Scheduling workflows in multi-cluster environments
Abstract
Scientific applications modeled as workflows can exhibit both task and data parallelism. Scheduling these workflows in a multi-cluster environment is challenging due to the large number of task mapping possibilities. Therefore, several heuristics have been proposed over the last years to address such a problem. A key limitation of existing heuristics for multi-cluster environments is that individual tasks are mapped onto single resources, which limits the resource options to reduce the time to the complete workflow executions. This paper introduces the Multi-Cluster Allocation-Heterogeneous Earliest Finish Time (MCA-HEFT) heuristic, which deploys single parallel tasks of a workflow into multiple clusters and schedules them accordingly.

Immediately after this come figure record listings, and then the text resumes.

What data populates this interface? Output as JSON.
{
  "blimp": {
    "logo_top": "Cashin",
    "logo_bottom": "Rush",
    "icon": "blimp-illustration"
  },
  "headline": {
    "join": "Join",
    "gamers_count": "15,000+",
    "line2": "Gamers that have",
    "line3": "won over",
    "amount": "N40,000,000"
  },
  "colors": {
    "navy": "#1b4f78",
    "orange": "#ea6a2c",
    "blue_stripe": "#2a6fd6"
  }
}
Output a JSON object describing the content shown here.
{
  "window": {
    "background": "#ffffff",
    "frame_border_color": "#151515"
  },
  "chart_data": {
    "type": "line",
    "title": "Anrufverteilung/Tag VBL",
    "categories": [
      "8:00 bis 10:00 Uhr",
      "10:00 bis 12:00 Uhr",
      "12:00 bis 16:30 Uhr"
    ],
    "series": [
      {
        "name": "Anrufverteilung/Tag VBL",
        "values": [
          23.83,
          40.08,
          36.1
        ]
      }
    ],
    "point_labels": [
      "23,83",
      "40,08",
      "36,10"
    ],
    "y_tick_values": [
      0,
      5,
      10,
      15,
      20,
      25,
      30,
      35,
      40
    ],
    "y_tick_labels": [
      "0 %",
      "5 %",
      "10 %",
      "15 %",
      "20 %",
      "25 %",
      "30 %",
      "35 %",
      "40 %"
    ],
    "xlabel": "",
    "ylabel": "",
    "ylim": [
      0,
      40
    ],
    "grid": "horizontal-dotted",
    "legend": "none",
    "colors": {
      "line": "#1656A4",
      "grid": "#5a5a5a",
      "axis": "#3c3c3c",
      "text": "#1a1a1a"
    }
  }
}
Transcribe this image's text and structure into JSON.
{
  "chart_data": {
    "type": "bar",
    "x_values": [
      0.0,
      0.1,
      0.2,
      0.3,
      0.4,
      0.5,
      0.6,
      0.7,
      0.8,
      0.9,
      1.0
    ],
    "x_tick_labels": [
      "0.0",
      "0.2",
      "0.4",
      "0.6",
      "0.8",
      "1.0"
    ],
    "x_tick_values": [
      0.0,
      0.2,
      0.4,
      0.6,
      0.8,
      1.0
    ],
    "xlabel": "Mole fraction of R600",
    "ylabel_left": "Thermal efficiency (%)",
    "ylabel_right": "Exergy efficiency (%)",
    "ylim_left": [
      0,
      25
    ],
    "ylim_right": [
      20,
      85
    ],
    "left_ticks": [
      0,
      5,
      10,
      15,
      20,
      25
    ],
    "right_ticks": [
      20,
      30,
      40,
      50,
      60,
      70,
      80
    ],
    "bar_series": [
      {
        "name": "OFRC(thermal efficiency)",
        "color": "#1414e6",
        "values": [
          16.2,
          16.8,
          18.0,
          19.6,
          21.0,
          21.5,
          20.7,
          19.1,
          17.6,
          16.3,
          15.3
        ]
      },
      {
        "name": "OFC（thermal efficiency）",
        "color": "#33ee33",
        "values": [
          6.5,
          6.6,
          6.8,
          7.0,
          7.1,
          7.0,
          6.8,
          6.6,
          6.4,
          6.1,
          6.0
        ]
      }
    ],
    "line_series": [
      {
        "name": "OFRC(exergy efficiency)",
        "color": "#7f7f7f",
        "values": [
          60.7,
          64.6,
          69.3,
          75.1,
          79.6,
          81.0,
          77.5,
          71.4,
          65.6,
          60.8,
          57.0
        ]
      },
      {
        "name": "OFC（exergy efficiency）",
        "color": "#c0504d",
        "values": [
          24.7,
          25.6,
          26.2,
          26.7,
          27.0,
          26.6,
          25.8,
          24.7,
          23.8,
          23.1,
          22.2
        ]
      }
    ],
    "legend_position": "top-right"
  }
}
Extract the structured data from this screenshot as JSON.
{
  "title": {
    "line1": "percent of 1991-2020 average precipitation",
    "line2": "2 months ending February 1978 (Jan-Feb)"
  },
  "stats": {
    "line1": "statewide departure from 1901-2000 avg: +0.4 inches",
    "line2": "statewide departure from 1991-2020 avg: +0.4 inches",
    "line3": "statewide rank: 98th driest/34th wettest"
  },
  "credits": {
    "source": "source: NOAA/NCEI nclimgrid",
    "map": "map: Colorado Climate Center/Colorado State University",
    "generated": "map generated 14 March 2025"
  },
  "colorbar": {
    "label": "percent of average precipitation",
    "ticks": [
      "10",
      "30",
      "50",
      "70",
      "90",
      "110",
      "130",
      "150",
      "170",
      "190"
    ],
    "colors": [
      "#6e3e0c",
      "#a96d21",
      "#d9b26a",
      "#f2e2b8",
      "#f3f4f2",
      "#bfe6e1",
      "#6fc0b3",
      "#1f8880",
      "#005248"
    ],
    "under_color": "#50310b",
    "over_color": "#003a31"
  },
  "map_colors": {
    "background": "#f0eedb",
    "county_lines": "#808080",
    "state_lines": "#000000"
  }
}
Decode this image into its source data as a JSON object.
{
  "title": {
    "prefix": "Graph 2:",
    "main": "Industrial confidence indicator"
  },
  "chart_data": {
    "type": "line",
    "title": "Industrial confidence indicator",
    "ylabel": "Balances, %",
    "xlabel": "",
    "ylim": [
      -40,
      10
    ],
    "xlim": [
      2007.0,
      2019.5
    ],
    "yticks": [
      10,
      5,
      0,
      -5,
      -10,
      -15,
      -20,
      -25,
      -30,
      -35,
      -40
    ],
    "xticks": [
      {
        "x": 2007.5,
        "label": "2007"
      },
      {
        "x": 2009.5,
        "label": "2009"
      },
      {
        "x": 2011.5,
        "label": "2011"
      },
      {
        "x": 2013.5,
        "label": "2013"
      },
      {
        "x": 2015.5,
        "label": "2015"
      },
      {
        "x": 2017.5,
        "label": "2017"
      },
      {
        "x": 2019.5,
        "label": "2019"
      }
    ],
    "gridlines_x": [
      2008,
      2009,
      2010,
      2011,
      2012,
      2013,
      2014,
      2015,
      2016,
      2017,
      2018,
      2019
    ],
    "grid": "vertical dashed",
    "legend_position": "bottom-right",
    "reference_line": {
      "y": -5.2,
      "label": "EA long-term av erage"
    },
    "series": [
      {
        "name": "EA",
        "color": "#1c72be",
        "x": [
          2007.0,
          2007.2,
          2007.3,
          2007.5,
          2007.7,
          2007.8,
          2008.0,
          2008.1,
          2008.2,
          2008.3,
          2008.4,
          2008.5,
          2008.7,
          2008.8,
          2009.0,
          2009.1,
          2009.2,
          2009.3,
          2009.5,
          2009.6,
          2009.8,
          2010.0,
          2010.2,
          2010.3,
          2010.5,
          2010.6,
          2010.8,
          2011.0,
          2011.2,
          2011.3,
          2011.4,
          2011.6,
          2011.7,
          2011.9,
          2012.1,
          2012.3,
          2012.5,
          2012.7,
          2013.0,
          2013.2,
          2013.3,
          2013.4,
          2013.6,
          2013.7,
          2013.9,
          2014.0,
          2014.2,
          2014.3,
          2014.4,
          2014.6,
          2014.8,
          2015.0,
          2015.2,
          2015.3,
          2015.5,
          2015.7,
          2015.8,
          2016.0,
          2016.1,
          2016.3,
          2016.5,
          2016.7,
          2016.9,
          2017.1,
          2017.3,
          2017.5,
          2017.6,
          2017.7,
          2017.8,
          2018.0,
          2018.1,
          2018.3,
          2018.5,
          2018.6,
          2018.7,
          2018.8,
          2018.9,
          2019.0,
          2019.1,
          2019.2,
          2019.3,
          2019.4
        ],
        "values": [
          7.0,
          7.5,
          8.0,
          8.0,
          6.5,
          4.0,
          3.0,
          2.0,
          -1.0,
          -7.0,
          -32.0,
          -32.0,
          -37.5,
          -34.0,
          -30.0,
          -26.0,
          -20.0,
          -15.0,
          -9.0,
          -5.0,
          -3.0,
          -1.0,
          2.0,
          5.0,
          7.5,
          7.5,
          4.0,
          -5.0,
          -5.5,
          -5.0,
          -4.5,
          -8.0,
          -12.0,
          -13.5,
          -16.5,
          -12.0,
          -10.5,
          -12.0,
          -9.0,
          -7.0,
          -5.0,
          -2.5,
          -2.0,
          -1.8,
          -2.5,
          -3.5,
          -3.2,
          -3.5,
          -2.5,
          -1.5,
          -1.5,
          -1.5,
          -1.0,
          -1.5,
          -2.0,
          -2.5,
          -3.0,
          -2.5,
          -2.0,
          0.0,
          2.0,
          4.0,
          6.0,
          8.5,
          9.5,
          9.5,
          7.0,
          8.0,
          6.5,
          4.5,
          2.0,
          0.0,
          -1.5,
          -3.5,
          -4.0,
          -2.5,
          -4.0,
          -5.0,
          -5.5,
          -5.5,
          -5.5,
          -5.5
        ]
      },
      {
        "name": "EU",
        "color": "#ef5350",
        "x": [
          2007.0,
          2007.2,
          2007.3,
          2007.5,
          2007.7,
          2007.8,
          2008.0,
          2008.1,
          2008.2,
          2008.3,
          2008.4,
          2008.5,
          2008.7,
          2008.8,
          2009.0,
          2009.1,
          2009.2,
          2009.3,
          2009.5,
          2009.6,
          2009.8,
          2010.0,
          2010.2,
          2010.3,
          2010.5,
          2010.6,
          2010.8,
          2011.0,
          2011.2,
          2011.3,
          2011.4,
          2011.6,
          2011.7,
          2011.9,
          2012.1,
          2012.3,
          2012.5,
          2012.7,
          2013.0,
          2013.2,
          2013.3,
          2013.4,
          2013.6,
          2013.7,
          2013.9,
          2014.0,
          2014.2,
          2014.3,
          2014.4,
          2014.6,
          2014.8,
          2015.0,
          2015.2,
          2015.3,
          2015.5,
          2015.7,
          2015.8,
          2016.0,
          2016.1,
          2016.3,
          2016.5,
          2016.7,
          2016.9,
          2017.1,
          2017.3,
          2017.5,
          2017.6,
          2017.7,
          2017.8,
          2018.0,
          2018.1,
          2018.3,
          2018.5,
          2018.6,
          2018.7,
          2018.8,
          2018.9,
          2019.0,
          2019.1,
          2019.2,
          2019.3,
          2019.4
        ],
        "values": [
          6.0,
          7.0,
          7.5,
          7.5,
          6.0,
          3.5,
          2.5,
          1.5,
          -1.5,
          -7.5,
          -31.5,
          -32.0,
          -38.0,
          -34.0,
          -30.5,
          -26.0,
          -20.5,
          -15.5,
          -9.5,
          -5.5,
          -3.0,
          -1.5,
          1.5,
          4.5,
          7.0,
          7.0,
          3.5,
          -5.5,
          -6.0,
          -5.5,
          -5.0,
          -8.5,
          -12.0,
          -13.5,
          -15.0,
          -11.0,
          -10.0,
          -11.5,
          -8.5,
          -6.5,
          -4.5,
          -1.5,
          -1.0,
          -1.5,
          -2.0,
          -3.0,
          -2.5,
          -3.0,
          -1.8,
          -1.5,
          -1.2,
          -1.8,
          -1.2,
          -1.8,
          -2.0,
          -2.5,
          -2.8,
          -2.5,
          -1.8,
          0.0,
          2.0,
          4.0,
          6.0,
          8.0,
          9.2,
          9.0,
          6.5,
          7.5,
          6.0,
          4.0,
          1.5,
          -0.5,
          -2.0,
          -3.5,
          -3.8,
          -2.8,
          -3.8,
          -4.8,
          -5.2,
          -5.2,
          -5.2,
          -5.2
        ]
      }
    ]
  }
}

We evaluated MCA-HEFT against the Mixed-parallel Heterogeneous Earliest Finish Time (M-HEFT) heuristic, which is one of the most well-known workflow scheduling heuristics in literature. MCA-HEFT was able to produce make spans that were up to 42% shorter than those produced by M-HEFT, having only approximately 10% of tasks distributed on multiple clusters. Our experiments considered several metrics and parameters including critical path size, make span, number of clusters used to execute tasks, and the network impact when deploying the tasks in multiple clusters. © 2013 IEEE.